Traders received a few economic reports this morning. Specifically, existing home sales dipped to an annualized rate of 5.43 million units in the month of May. Analysts had been looking for a better showing. In the energy patch, according to the EIA, crude oil inventories declined by 5.9 million barrels during the latest recorded week. Tomorrow, we get a look at the weekly initial jobless claims, as well as a report on economic conditions in the greater Philadelphia region. In addition, the Conference Board’s Leading Indicators report for the month of May is due out.

In corporate news, a few high profile companies posted their results over the past 24 hours. Specifically, shares of Oracle (ORCL) moved lower, after the technology giant provided a weaker-than- expected outlook. Shares of FedEx (FDX) lost some ground, even though the company delivered a respectable report. In the M&A space, shares of Twenty-First Century Fox (FOXA) rose on acquisition-related news.

Technically, the stock market remains volatile, as traders have no shortage of issues to turn their attention to. Further, the summer months are approaching, and that sometimes can have an impact on the markets.

— Adam Rosner

At the time of this article’s writing, the author did not have positions in any of the companies mentioned.

Before The Bell

Stocks continue to be affected by word of fresh tariffs either being imposed or threatened by the United States and its major trading partners. Tuesday’s trading reflected that trend, after President Trump threatened fresh levies on imports from China if that nation chose to retaliate against an earlier round of U.S. tariffs. The news sent the Dow Jones Industrial Average tumbling to a loss of 287 points.

The Dow’s performance has been dampened more this year than the other major averages by the trade disputes because many of its 30 component members are very large companies that conduct a sizable amount of international business. The S&P 500, with its greater diversification, has managed a small gain so far in 2018. Meanwhile, the NASDAQ, with the secular growth themes of its big-name companies, and the Russell 2000, with smaller names whose operations are focused domestically, have been relatively unscathed.

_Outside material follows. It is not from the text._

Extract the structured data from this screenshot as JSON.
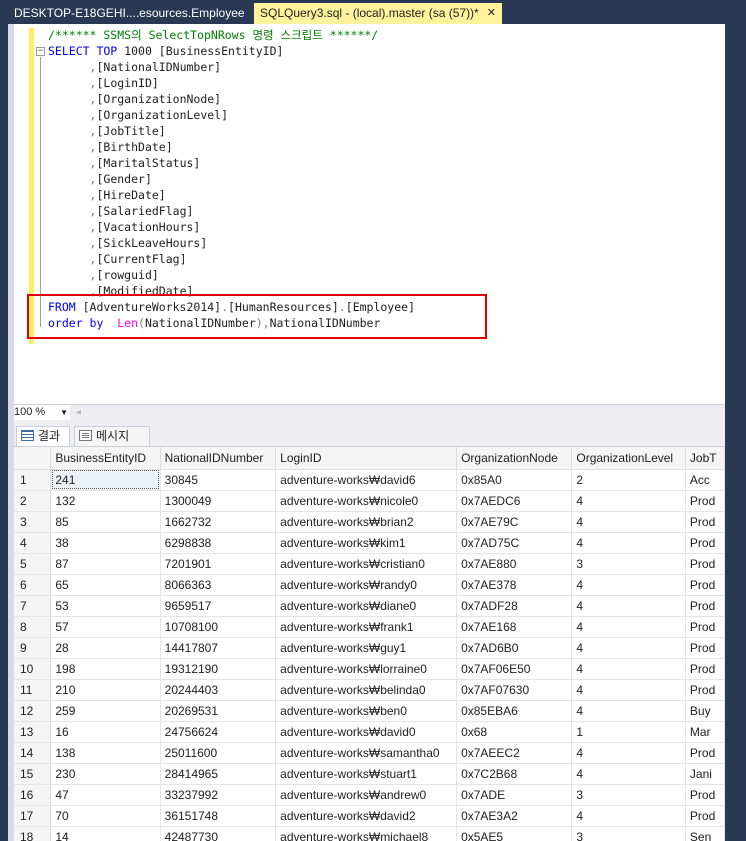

The silver lining to yesterday’s poor showing was that the market finished off of its lows of the session. That seems to be the trend lately after a series of weak openings, with investors apparently believing a resolution to the disputes on trade and tariffs may still be within reach, or that the situation remains manageable if no further escalation occurs.

President Trump appears to be implementing a ``no pain, no gain’’ approach to extract trade concessions with major trading partners in conjunction with a feeling that the U.S. has the stronger hand. The feeling that the U.S. is righting wrongs is also in play. At this point, though, the countries involved have shown few signs of backing off of their positions.

Meanwhile, there is plenty of news on individual companies. Disney (DIS  Free Walt Disney Stock Report) has increased its offer to buy many of Twenty-First Century Fox’s (FOXA) assets. Comcast (CMCSA) had made a competing bid for the assets.

There was also word of a change in the composition in the Dow Jones Industrials. Walgreens Boots Alliance (WBA) will replace General Electric (GE  Free General Electric Stock Report) later this month, marking the end of an era.

In other markets, OPEC is meeting in Vienna to discuss the possibility of boosting oil production. The cartel, together with Russia and other major producers, has withheld 1.8 million barrels a day of supplies over the past year and a half to bring down global inventories. But problems in Venezuela, and the likelihood of sanctions diminishing Iran’s exports, have led OPEC to reassess the situation.

Looking ahead to today’s trading, the markets appear to be shrugging off gloomy news on trade and tariffs, and are pointing to a somewhat higher opening.

— Robert Mitkowski

At the time of this article’s writing, the author held positions in one or more of the companies mentioned.